Scotiabank downgrades Healthpeak Properties stock on weak leasing

Published 29/07/2025, 12:54
Scotiabank downgrades Healthpeak Properties stock on weak leasing

Investing.com - Scotiabank (TSX:BNS) downgraded Healthpeak Properties Inc (NYSE:DOC) from Sector Outperform to Sector Perform on Tuesday, while lowering its price target to $19.00. The stock, which has declined over 9% in the past week, currently offers a substantial 7.07% dividend yield, supported by 41 consecutive years of dividend payments according to InvestingPro data.

The downgrade follows weak second-quarter leasing performance and growing laboratory credit risk concerns for the healthcare real estate investment trust.

Scotiabank now forecasts a +1%/-1% compound annual growth rate for funds from operations per share (FFOPS) and adjusted funds from operations per share (AFFOPS) in 2026-2027, reduced from previous projections of +2%/+1%.

The bank cited lack of laboratory leasing progress at Healthpeak’s Vantage, Gateway/Directors, and Portside campuses in South San Francisco and San Diego, resulting in a slower development NOI commencement pace that will impact 2026-2027 earnings.

While Scotiabank acknowledged Healthpeak’s valuation appears historically discounted at 10.5x FY26 AFFOPS multiple for a high-quality portfolio, it sees "minimal positive catalysts on the horizon" with improvement in laboratory leasing remaining a key focus.
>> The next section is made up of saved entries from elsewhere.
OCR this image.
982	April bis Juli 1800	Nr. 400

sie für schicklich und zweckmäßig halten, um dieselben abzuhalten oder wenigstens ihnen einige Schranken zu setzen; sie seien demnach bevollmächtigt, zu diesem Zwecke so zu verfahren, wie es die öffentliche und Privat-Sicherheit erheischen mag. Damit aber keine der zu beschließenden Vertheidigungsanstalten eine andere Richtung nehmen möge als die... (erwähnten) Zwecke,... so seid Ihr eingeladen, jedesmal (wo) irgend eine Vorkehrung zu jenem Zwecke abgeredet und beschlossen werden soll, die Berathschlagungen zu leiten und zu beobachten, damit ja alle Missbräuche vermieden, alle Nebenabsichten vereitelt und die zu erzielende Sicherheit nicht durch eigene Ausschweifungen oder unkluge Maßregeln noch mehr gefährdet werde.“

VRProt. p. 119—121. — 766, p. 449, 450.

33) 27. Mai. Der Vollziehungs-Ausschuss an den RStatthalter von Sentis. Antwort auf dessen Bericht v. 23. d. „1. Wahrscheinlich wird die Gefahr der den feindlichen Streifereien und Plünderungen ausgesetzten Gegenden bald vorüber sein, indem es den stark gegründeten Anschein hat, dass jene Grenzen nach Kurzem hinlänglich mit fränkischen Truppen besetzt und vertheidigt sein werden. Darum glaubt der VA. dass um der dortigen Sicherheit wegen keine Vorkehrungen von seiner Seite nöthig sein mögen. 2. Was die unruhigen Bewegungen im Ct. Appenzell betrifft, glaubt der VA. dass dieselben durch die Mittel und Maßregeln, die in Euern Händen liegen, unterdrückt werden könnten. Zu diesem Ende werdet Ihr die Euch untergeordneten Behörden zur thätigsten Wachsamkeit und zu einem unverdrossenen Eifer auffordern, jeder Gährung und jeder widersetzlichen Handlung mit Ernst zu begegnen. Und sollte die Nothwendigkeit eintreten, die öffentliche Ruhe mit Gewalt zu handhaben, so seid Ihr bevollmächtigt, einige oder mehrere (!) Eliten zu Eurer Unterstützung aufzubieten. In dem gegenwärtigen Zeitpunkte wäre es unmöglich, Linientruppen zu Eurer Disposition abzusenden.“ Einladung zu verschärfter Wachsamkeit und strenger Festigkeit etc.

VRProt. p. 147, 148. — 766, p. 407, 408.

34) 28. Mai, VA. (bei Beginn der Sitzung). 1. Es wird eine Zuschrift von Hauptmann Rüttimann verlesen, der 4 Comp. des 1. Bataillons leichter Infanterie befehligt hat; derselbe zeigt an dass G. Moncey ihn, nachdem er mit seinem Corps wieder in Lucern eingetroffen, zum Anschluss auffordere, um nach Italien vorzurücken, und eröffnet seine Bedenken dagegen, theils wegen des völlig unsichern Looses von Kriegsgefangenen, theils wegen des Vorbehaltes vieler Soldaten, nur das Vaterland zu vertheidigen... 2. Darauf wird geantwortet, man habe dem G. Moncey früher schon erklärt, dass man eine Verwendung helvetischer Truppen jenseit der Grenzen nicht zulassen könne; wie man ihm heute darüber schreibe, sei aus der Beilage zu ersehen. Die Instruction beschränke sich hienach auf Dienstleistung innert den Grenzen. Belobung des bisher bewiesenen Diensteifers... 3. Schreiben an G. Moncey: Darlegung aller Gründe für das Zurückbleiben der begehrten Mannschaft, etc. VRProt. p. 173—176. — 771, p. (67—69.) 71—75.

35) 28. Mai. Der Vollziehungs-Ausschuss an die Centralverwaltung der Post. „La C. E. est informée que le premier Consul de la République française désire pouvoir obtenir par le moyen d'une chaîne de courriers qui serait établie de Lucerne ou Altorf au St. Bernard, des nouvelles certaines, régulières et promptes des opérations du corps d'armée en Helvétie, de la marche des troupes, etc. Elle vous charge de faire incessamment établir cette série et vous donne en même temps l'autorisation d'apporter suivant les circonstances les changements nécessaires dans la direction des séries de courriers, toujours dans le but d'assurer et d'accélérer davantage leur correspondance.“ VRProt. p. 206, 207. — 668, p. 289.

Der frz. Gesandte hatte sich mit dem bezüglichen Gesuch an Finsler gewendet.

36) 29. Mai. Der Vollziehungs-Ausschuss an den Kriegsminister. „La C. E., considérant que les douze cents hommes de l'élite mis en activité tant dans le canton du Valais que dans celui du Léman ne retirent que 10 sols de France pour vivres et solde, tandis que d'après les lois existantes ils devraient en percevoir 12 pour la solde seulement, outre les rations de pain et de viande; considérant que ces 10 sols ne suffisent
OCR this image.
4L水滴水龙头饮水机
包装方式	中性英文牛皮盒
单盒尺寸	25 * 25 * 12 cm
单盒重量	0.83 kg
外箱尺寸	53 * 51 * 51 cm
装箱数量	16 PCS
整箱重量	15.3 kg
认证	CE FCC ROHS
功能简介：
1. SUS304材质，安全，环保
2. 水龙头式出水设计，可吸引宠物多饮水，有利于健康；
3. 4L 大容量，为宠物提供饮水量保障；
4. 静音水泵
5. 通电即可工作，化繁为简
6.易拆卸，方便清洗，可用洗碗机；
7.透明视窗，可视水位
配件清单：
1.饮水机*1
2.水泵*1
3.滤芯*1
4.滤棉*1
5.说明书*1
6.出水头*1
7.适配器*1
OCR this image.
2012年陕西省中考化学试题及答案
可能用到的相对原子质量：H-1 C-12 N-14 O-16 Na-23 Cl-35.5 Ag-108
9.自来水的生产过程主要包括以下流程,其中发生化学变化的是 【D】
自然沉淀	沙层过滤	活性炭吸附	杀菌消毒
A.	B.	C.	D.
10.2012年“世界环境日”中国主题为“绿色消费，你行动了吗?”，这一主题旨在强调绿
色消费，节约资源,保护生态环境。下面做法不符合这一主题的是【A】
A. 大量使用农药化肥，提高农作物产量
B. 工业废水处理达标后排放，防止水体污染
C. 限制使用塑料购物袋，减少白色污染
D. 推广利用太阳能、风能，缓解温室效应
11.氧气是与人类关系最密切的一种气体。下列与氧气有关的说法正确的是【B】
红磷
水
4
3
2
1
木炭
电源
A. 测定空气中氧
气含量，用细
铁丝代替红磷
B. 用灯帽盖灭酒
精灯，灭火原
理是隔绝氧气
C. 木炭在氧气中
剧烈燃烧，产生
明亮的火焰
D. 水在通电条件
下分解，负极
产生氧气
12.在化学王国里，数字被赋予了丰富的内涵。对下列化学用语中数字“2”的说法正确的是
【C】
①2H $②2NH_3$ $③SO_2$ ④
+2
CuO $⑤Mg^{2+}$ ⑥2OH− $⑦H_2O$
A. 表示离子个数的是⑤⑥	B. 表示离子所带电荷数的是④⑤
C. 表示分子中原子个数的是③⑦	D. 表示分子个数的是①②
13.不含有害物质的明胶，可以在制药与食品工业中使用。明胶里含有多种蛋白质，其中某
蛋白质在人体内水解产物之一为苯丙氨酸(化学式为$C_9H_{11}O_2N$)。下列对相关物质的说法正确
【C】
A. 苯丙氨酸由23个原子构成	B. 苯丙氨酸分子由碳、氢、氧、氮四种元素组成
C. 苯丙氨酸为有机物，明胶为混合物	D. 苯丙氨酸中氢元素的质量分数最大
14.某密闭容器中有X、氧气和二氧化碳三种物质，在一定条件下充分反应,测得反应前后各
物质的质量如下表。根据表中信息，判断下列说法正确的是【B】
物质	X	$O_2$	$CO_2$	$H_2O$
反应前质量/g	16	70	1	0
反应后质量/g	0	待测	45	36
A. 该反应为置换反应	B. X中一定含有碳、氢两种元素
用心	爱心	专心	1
In other recent news, Healthpeak Properties released its second-quarter 2025 financial results, showing a mixed performance. The company reported earnings per share (EPS) of $0.05, which fell short of the anticipated $0.064, marking a 21.88% miss. On the brighter side, Healthpeak Properties’ revenue slightly exceeded expectations, coming in at $694.35 million compared to the forecasted $689.32 million. These developments have been closely watched by investors, especially given the earnings miss. The company’s financial performance highlights the challenges and opportunities within the healthcare real estate sector. Analysts and investors are likely to monitor future earnings reports to assess the company’s ability to meet or exceed market expectations.